Noble Corp. (NYSE:NE) and Valaris (NYSE:VAL) shares tilt slightly lower in Tuesday’s trading as Clarksons downgraded the offshore drilling contractors to Neutral from Buy with respective $31 and $54 price targets, saying estimates from sell–side analysts now predict EBITDA within the sector will remain flat over the upcoming three-year period, marking the first time in four years where a “no growth” outlook has emerged.

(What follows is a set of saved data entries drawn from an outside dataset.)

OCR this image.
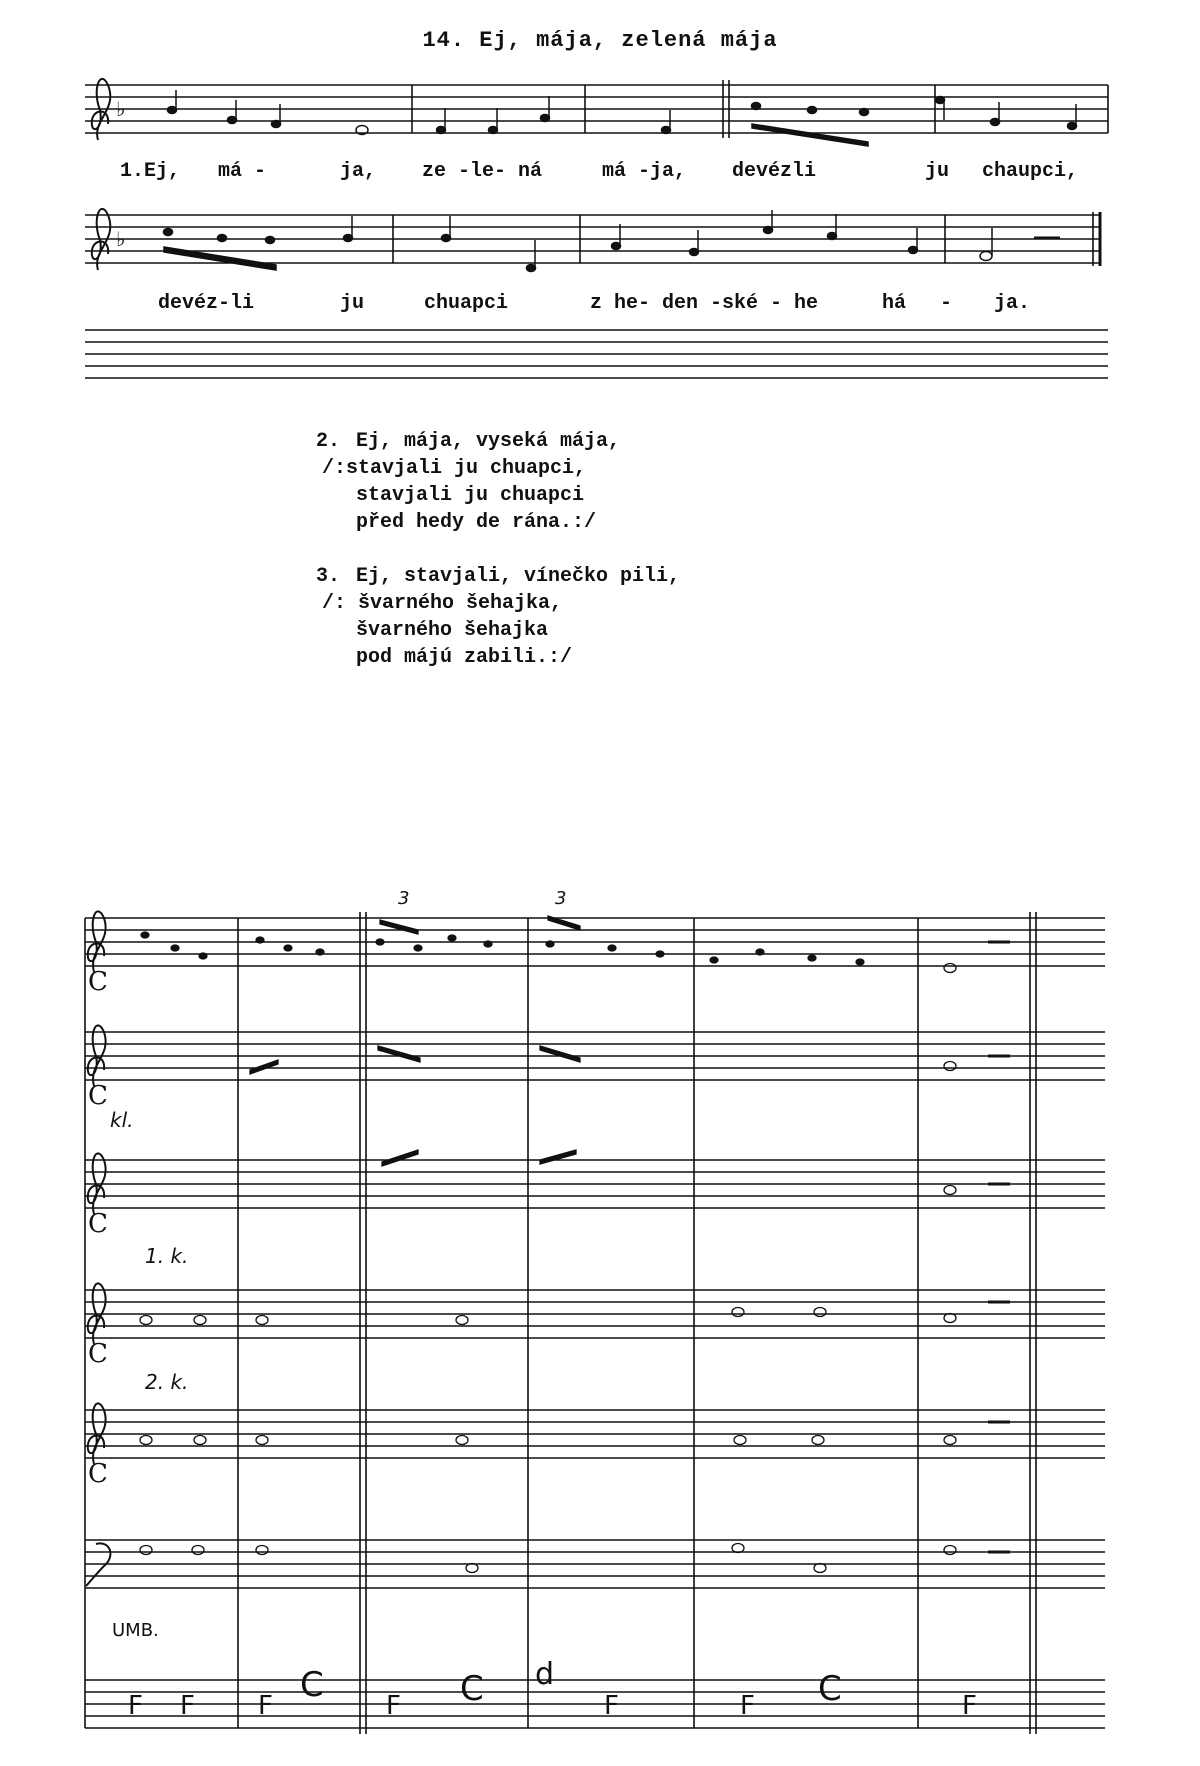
14. Ej, mája, zelená mája
♭
♭
C
C
C
C
C
F F F
C
F C d
F	F C	F
1.Ej, má -	ja, ze -le- ná	má -ja, devézli	ju chaupci,
devéz-li	ju	chuapci	z he- den -ské - he	há - ja.
2. Ej, mája, vyseká mája,
/:stavjali ju chuapci,
stavjali ju chuapci
před hedy de rána.:/
3. Ej, stavjali, vínečko pili,
/: švarného šehajka,
švarného šehajka
pod májú zabili.:/
3	3
kl.
1. k.
2. k.
UMB.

Clarksons analysts said Noble (NYSE:NE) has performed well in securing additional backlog YTD, and the company’s backlog has climbed to $6.9B from $5.8B as of year-end 2024, but the backlog is concentrated across the high–end floaters in the fleet, while the jackup side, particularly the non–CJ70s in the North Sea, have little to no backlog for next year, which poses an element of risk to 2026 estimates that have not necessarily been properly captured by consensus.
Noble (NE) should be able to maintain its current $2.00/share annual dividend, yielding 7%, but “estimates leave little room for further growth without having to eat (uncomfortably) into cash reserves,” Clarksons said.

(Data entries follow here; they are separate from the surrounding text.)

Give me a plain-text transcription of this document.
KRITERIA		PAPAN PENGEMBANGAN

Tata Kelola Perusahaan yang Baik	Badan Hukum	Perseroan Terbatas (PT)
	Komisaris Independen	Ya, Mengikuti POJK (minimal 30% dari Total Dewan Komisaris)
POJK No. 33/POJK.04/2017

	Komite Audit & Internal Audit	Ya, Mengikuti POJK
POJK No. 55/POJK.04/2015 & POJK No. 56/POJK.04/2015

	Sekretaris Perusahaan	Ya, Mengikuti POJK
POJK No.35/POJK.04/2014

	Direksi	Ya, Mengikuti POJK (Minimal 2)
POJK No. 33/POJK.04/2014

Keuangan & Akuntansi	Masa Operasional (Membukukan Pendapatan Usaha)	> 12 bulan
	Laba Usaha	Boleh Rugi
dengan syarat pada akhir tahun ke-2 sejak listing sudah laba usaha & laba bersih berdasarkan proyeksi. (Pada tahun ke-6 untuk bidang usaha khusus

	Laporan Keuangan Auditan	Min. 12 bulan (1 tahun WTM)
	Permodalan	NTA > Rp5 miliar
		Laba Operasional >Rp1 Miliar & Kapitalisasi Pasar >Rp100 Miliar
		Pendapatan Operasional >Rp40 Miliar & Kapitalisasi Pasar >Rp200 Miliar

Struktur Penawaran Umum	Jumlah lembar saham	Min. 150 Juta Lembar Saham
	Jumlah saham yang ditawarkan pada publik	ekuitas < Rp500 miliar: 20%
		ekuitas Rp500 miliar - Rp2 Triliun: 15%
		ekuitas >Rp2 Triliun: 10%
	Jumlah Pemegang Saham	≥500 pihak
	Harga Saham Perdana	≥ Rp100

Valaris (NYSE:VAL) is a name that is “cheap on steel, but expensive on multiples and cash flows,” Clarksons said, adding that it believes it can find better risk/reward in other U.S. peers, based on revised estimates and recent stock performance.

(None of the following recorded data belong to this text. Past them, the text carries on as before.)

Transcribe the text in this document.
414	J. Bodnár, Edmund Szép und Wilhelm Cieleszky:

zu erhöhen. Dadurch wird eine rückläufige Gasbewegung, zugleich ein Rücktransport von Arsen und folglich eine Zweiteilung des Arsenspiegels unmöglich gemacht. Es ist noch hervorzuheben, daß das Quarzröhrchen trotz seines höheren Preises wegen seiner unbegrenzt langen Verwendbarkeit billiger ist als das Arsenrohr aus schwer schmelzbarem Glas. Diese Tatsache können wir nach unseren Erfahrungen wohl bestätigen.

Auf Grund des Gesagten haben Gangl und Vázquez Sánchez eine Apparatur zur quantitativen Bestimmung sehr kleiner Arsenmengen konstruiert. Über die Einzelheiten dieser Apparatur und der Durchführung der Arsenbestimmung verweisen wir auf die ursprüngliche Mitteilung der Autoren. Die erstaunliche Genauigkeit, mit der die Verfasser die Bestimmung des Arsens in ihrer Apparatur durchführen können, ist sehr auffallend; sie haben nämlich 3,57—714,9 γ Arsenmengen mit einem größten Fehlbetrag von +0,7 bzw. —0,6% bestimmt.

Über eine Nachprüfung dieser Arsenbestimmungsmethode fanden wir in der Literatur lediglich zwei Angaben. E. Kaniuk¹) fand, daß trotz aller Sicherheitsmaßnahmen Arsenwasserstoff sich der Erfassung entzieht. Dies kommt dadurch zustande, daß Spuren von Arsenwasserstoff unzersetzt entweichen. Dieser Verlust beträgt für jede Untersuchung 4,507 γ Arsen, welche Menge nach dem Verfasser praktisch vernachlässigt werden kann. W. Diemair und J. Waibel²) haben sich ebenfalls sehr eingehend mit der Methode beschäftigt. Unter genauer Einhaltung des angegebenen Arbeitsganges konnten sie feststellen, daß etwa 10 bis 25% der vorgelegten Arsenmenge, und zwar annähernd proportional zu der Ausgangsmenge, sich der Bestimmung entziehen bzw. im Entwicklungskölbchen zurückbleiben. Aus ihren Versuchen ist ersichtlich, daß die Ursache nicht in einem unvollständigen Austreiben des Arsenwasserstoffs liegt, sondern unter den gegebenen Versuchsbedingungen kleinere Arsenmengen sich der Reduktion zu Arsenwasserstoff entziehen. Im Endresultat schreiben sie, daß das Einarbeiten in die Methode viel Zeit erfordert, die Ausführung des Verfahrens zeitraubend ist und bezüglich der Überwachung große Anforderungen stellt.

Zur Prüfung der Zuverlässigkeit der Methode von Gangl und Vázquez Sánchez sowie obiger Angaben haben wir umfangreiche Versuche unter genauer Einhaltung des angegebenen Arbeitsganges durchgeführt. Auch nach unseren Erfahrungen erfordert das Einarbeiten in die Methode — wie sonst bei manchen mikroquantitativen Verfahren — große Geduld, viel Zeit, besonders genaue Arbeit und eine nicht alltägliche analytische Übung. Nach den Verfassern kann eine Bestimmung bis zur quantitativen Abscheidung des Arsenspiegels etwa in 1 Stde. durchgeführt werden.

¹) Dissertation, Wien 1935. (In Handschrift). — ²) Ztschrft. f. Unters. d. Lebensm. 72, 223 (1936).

Clarksons reiterated a Buy rating on Transocean (NYSE:RIG) while lowering its PT to $4 from $5.30, saying the stock deserves its premium pricing as it boasts the largest backlog in the industry, with 64% of revenue projections for 2026-27 already secured through firm contracts, and given that most of the backlog is at favorable rates, the company should be well-placed to produce significant free cash flow.
The shipping services consultancy anticipates the majority of Transocean’s (NYSE:RIG) cash flow, at least for 2025-26, will be directed towards reducing debt levels, consistent with the company’s statements.